Correlation Between Class III and Gold Futures
Can any of the company-specific risk be diversified away by investing in both Class III and Gold Futures at the same time? Although using a correlation coefficient on its own may not help to predict future stock returns, this module helps to understand the diversifiable risk of combining Class III and Gold Futures into the same portfolio, which is an essential part of the fundamental portfolio management process.
By analyzing existing cross correlation between Class III Milk and Gold Futures, you can compare the effects of market volatilities on Class III and Gold Futures and check how they will diversify away market risk if combined in the same portfolio for a given time horizon. You can also utilize pair trading strategies of matching a long position in Class III with a short position of Gold Futures. Check out your portfolio center. Please also check ongoing floating volatility patterns of Class III and Gold Futures.

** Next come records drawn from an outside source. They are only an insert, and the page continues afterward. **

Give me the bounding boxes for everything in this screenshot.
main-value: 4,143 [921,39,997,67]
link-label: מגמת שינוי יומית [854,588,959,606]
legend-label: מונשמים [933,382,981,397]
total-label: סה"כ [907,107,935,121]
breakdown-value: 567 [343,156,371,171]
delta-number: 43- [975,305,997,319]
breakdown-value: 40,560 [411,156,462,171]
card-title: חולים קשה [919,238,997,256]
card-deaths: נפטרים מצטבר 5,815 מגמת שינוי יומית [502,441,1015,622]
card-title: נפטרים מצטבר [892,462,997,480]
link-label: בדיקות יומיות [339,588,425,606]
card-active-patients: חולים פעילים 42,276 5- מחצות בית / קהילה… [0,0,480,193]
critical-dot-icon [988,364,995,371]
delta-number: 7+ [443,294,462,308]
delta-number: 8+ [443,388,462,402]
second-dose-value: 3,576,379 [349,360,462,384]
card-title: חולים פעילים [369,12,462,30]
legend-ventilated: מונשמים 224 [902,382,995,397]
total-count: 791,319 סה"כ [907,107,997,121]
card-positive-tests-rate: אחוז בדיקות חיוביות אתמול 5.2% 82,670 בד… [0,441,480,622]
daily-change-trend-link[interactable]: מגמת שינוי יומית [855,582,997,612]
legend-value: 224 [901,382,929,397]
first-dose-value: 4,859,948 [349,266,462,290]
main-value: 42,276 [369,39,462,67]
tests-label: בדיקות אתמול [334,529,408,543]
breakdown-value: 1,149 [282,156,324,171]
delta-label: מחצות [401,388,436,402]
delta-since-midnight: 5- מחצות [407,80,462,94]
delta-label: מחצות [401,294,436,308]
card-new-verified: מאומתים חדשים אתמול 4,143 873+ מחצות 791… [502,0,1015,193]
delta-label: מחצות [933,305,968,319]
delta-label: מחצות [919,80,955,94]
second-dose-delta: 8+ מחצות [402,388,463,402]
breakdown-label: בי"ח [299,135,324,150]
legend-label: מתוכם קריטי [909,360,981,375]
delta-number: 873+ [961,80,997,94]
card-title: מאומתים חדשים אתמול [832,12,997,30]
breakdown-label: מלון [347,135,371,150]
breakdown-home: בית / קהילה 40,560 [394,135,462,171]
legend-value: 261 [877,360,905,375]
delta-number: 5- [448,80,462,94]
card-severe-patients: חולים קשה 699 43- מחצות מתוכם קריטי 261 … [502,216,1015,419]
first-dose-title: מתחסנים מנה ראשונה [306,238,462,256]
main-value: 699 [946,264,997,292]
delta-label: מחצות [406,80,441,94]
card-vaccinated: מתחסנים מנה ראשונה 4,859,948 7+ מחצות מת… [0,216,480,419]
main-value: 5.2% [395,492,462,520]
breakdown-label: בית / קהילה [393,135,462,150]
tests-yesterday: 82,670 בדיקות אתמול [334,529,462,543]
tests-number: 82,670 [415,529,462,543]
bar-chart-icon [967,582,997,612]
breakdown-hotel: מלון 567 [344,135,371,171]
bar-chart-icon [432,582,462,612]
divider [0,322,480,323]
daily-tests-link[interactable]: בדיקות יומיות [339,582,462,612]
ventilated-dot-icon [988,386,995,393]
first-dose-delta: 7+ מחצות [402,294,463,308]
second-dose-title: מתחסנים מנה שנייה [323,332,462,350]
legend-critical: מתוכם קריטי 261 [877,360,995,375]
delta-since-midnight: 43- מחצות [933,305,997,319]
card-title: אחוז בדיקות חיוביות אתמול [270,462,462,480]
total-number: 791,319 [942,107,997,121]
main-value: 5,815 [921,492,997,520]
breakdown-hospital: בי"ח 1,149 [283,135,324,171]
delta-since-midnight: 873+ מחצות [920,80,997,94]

Diversification Opportunities for Class III and Gold Futures
0.01 | Correlation Coefficient |
Significant diversification
The 3 months correlation between Class and Gold is 0.01. Overlapping area represents the amount of risk that can be diversified away by holding Class III Milk and Gold Futures in the same portfolio, assuming nothing else is changed. The correlation between historical prices or returns on Gold Futures and Class III is a relative statistical measure of the degree to which these equity instruments tend to move together. The correlation coefficient measures the extent to which returns on Class III Milk are associated (or correlated) with Gold Futures. Values of the correlation coefficient range from -1 to +1, where. The correlation of zero (0) is possible when the price movement of Gold Futures has no effect on the direction of Class III i.e., Class III and Gold Futures go up and down completely randomly.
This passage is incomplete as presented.